If the values of only a finite number of terms of $$u$$ are not distinct, then evidently the limit points of $$u$$ are the same as those of the set $$R\left\{ u \right\}$$. Conclusively, it follows that the limit points of a sequence $$u$$ are either the points or the limit points of the set $$R\left\{ u \right\}$$.

** Example 1:** If a sequence $$u$$ is defined by $${n_n} = 1$$, then $$1$$ is the only limit point of

sequence.

** Solution:** For any $$\varepsilon > 0$$, $${u_n} = 1 \in \left( {1 – \varepsilon ,1 + \varepsilon } \right)$$ $$\forall n \in \mathbb{N}$$. Therefore, $$1$$ is a limit pint of the sequence. Let $$\alpha \in \mathbb{R}$$ and $$\alpha \ne 1$$. Then for all $$n$$, $$\left| {{u_n} – \alpha } \right| = \left| {1 – \alpha } \right|\not < \varepsilon $$. When $$\left| {1 – \alpha } \right| < \varepsilon < 0$$. Thus no point $$\alpha $$ other than $$1$$ is the limit point of the sequence. Note that the limit point of the sequence $$u$$ is not a limit point of the range $$R\left\{ u \right\} = \left\{ 1 \right\}$$.

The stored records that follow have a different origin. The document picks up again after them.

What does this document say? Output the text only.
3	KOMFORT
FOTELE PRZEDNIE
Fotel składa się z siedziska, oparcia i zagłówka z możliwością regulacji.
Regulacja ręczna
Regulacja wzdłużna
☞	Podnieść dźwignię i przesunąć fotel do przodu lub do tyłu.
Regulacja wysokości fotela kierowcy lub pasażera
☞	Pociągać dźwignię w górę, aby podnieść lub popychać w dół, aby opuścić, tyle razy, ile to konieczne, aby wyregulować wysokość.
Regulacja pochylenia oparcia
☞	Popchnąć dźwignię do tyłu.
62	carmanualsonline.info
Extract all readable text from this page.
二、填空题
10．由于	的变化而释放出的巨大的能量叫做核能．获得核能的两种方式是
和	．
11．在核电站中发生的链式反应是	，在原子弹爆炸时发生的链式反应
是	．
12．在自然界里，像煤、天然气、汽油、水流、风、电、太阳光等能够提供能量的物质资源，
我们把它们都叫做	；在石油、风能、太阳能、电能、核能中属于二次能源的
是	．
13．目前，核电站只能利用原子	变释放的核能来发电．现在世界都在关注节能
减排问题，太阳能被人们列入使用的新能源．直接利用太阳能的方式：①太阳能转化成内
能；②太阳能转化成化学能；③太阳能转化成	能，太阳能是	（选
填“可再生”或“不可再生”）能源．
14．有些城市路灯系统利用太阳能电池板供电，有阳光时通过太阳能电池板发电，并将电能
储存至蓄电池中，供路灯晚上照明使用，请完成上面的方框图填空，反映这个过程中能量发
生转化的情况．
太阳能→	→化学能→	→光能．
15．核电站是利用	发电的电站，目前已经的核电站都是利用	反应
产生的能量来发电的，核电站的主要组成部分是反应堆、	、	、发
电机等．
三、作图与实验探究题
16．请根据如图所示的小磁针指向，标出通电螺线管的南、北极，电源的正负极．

** Example 2:** If $${u_n} = \frac{1}{n}$$, then $$0$$ is the only limit point of the sequence $$u$$.

**Sufficient conditions for number $$l$$ to be or not to be a limit point of a sequence $$u$$:**

- If for every $$\varepsilon > 0{\text{ }}\exists m \in \mathbb{N}$$ such that $${u_n} \in \left( {l – \varepsilon ,l + \varepsilon } \right)$$, $$\forall n \geqslant m$$ or equivalently $$\left| {{u_n} – l} \right| < \varepsilon $$ $$\forall n \geqslant m$$, then $$l$$ is a limit point of the sequence $$u$$ .In such a case it can be easily seen that $$l$$ is the only limit point of the sequence. The above condition is not necessary as it can be seen that for the sequence $$\left\langle {1,\frac{1}{2},1,\frac{1}{3},1,\frac{1}{4} \ldots } \right\rangle $$,$$1$$ is a limit point of this sequence but the above condition is not satisfied.
- If $$\varepsilon > 0$$, $${u_n} = 1 \in \left( {1 – \varepsilon ,1 + \varepsilon } \right)$$ for only a finite number of values of $$n$$ then $$l$$ is not a limit point of $$u$$. This condition is also necessary for a number $$l$$ not to be a limit point of the sequence $$u$$.

__Remarks__

- Whenever we simply write $$\varepsilon > 0$$ it is implied that $$\varepsilon $$ may be howsoever small positive number.
- A positive number $$\eta $$ is said to be arbitrarily small if given any $$\varepsilon > 0$$, $$\eta $$ may be chosen such that $$0 < \eta < \varepsilon $$.
- If $$\eta $$ is an arbitrary small positive number and given any $$k > 0$$ then $$k\eta $$ is also an arbitrary small positive number, this follows immediately if we take $$0 < \eta < \varepsilon /2k$$ for an $$\varepsilon > 0$$.
- If $${\varepsilon _1},{\varepsilon _2}$$ are two arbitrary small positive numbers then it readily follows that $$l$$ is a limit point of a sequence $$u$$ if and only if $${u_n} \in \left( {l – \varepsilon ,l + \varepsilon } \right)$$ for infinitely many values of $$\eta $$.

** Example 3:** Every bounded sequence $$u$$ has at least one limit point.

** Example 4:** The set of limit points of a bounded sequence $$u$$ is bounded.

** Theorem:** The set of limit points $$E$$ of every sequence $$u$$ is a closed set.

** Corollary: **Every bounded set $$E$$, of limit points of a sequence $$u$$, contains the smallest and greatest members.